Moroccan Central Bank Governor Abdellatif Jouahri told Bloomberg earlier on Monday that the shift toward a looser currency peg will help qualify Morocco for a flexible credit line, which is designed for stronger economies. Both Jouahri and Boussaid said no decision had been taken so far to apply for another facility once the precautionary and liquidity line ends.
Balance of Payments
The precautionary and liquidity line provides financing for potential balance of payments imbalances in countries with sound policies and is intended as a backstop, according to the IMF website. The flexible credit line, by contrast, is designed for countries with very strong fundamentals and policy track records.

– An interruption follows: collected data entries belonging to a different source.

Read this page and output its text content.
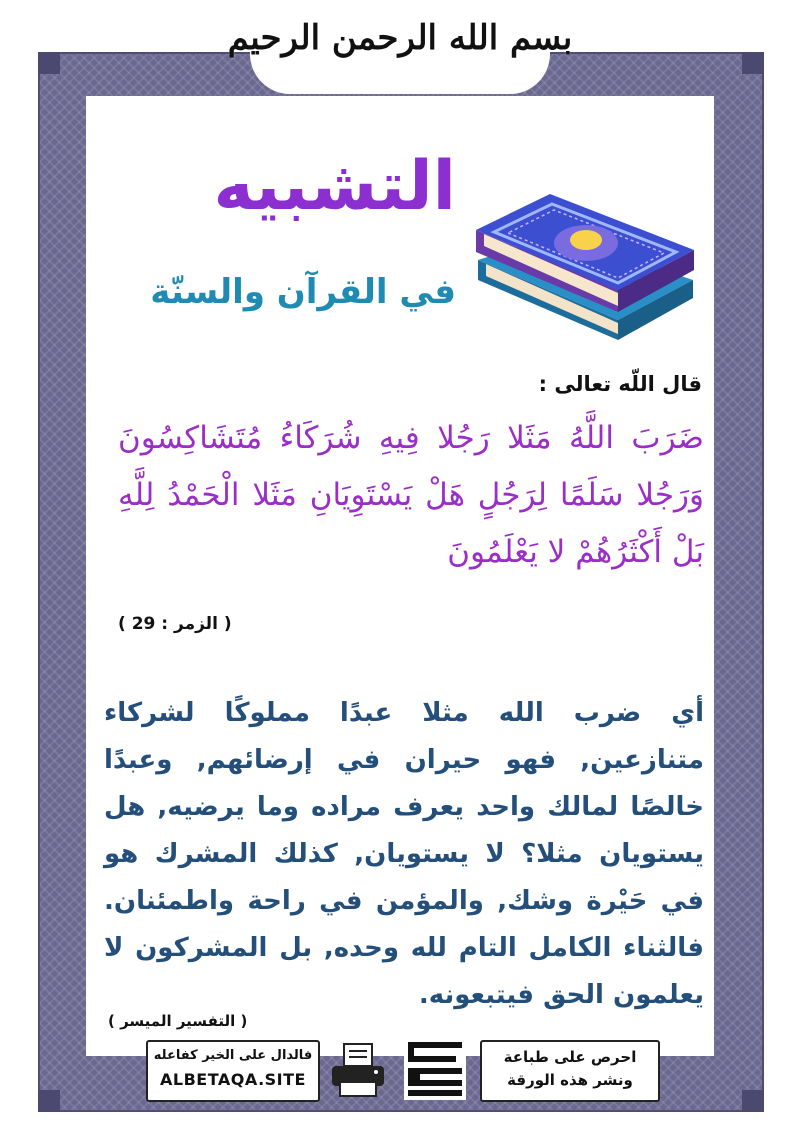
بسم الله الرحمن الرحيم
التشبيه
في القرآن والسنّة
قال اللّه تعالى :
ضَرَبَ اللَّهُ مَثَلا رَجُلا فِيهِ شُرَكَاءُ مُتَشَاكِسُونَ وَرَجُلا سَلَمًا لِرَجُلٍ هَلْ يَسْتَوِيَانِ مَثَلا الْحَمْدُ لِلَّهِ بَلْ أَكْثَرُهُمْ لا يَعْلَمُونَ
( الزمر : 29 )
أي ضرب الله مثلا عبدًا مملوكًا لشركاء متنازعين, فهو حيران في إرضائهم, وعبدًا خالصًا لمالك واحد يعرف مراده وما يرضيه, هل يستويان مثلا؟ لا يستويان, كذلك المشرك هو في حَيْرة وشك, والمؤمن في راحة واطمئنان. فالثناء الكامل التام لله وحده, بل المشركون لا يعلمون الحق فيتبعونه.
( التفسير الميسر )
فالدال على الخير كفاعله
ALBETAQA.SITE
احرص على طباعة
ونشر هذه الورقة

Morocco is “permanently ready” to capitalize on improving public finances and currency liberalization by returning to the international bond market, Boussaid said, but had multiple financing options and would wait for the right opportunity to arise. He declined to give a possible time-frame or indicate how much the government might seek to raise.
“It’s possible this year, it’s possible to make it next year,” he said. “In any case, we will not be tapping the international markets to solely finance the treasury. It will also be an opportunity to tell a story showcasing what Morocco has achieved and to narrate a beautiful story of a country that is making progress.”
Public Debt
One of the fastest-growing economies in the Middle East, Morocco has made strides in stabilizing its public debt and reducing its budget and current account deficits. Boussaid said the government planned to cut the debt-to-GDP ratio to under 60 percent in 2021 from 64.7 percent in 2017.
Among the measures it has taken to reduce public spending is a gradual phase-out of subsidies. Fuel subsidies have already been eliminated and Boussaid said the program would continue.
“We will most probably start by lifting subsidies on sugar, in a gradual and selective fashion. Sugar subsidy benefits rich and poor, but it is bad for health,” he said. Morocco consumes about 1.2 million tons of sugar a year.